Penyadapan

Terbit 27 Maret 2013 - 06:25 WIB | Dibaca : 439 kali

Oleh: Edi Siswojo

Ilustrasi

Ilustrasi

IZIN penyadapan yang dilakukan aparat penegak hukum termasuk Komisi Pemberantasan Korupsi (KPK) telah menimbulkan pro dan kotra di masyarakat.
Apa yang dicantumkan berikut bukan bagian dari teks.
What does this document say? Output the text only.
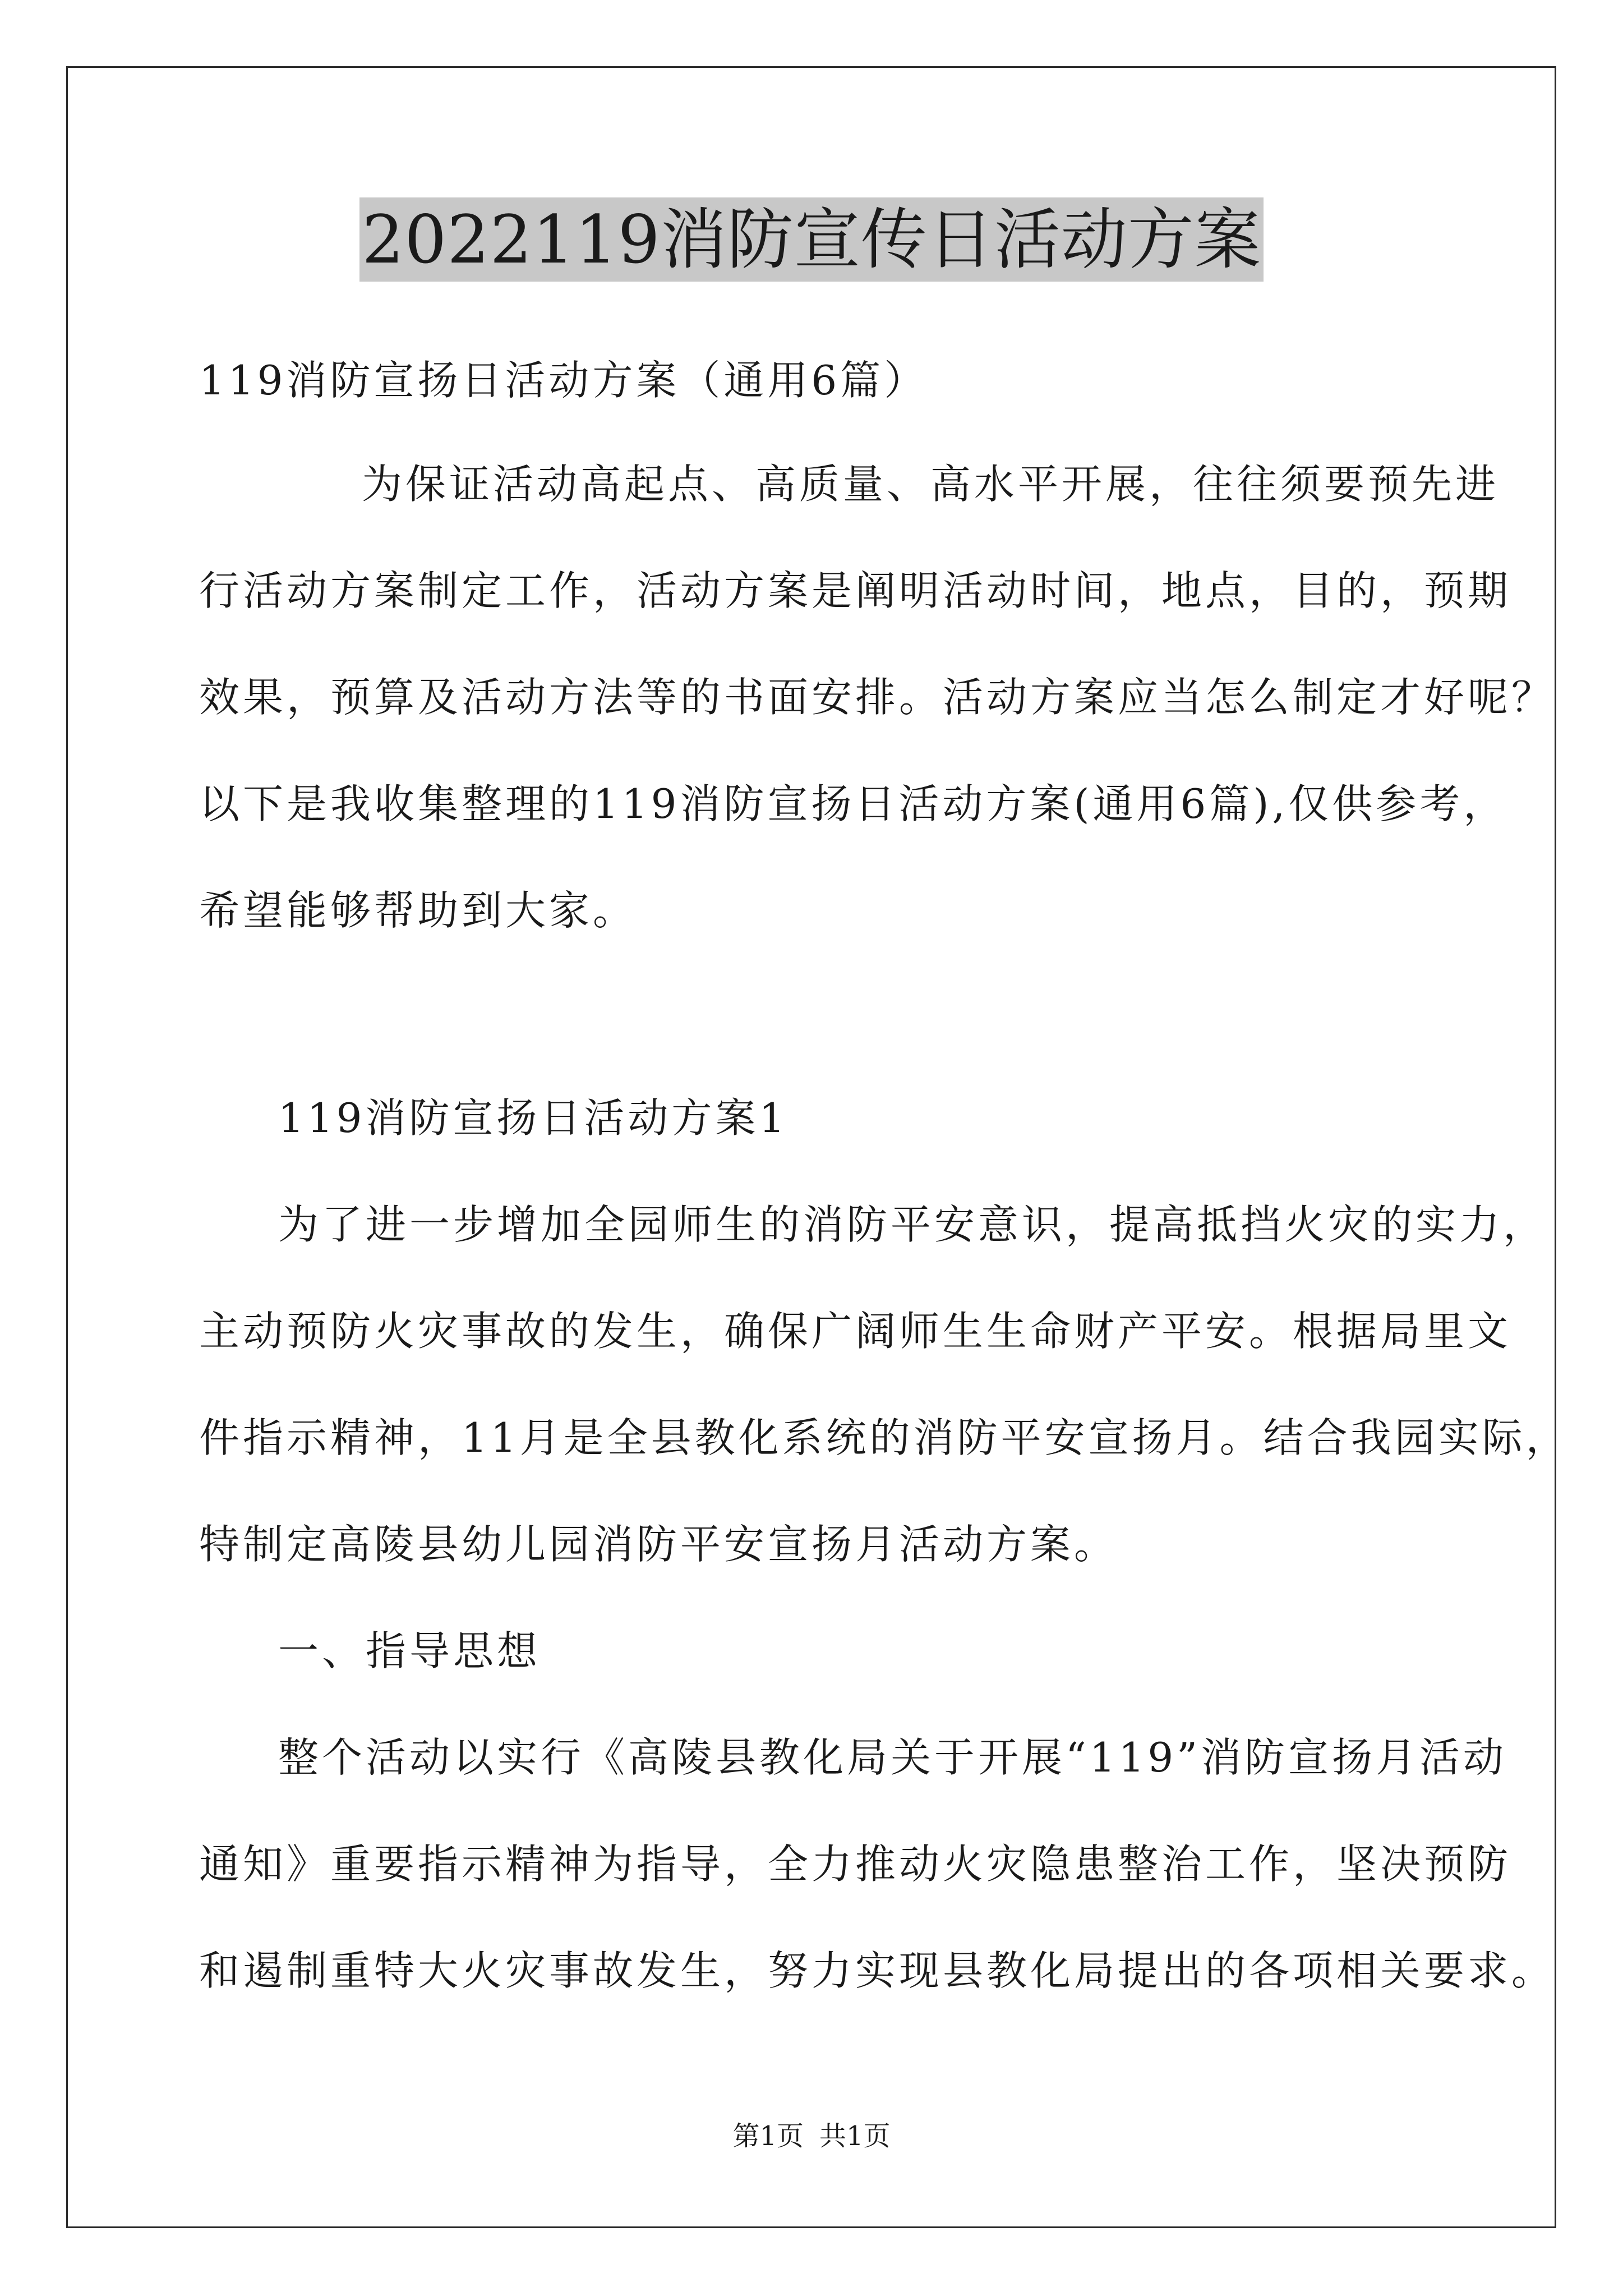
2022119消防宣传日活动方案
119消防宣扬日活动方案（通用6篇）
为保证活动高起点、高质量、高水平开展，往往须要预先进
行活动方案制定工作，活动方案是阐明活动时间，地点，目的，预期
效果，预算及活动方法等的书面安排。活动方案应当怎么制定才好呢？
以下是我收集整理的119消防宣扬日活动方案(通用6篇),仅供参考，
希望能够帮助到大家。
119消防宣扬日活动方案1
为了进一步增加全园师生的消防平安意识，提高抵挡火灾的实力，
主动预防火灾事故的发生，确保广阔师生生命财产平安。根据局里文
件指示精神，11月是全县教化系统的消防平安宣扬月。结合我园实际，
特制定高陵县幼儿园消防平安宣扬月活动方案。
一、指导思想
整个活动以实行《高陵县教化局关于开展“119”消防宣扬月活动
通知》重要指示精神为指导，全力推动火灾隐患整治工作，坚决预防
和遏制重特大火灾事故发生，努力实现县教化局提出的各项相关要求。
第1页 共1页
Polemik itu muncul selain karena penyadapan berkaitan dengan hak-hak privat seseorang juga karena ada kekhawatiran dan ketakutan dari kalangan koruptor.

Korupsi di Indonesia telah merajalela. Korupsi sebagai pelanggran hak ekonomi, sosial dan budaya bisa membikin negara jadi bangkrut. Maka, perang terhadap korupsi merupakan pilihan yang tepat untuk menyelamatkan negara dari kebangkrutan. Lantaran itu, Pro dan kontra muncul berkaitan dengan ketentuan izin pengadilan bagi penegak hukum dalam melakukan penyadapan.

Memang, usulan izin tersebut tidak dimasukan dalam RUU Kitab Undang-Undang Hukum Acara Pidana (KUHAP) dan RUU Kitab Undang –Undang Hukum Pidana (KUHP) yang pekan lalu diajukan pemerintah kepada DPR. Alasanya, menurut Menteri Hukum dan Hak Azasi Manusia Amir Syamsudin, UU yang mengatur KPK bersifat lex specialis, sedang KUHAP bersifat lex generalis.

Meski demikian dalam naskah akademis yang menyertai kedua usulan RUU tersebut ditegaskan “Penyadapan pun dilakukan dengan perintah tertulis atasan penyidik setempat setelah mendapat izin hakim komisaris. Dengan demikian, tidak ada kecuali, KPK pun melakukan penyadapan harus dengan izin hakim komisaris”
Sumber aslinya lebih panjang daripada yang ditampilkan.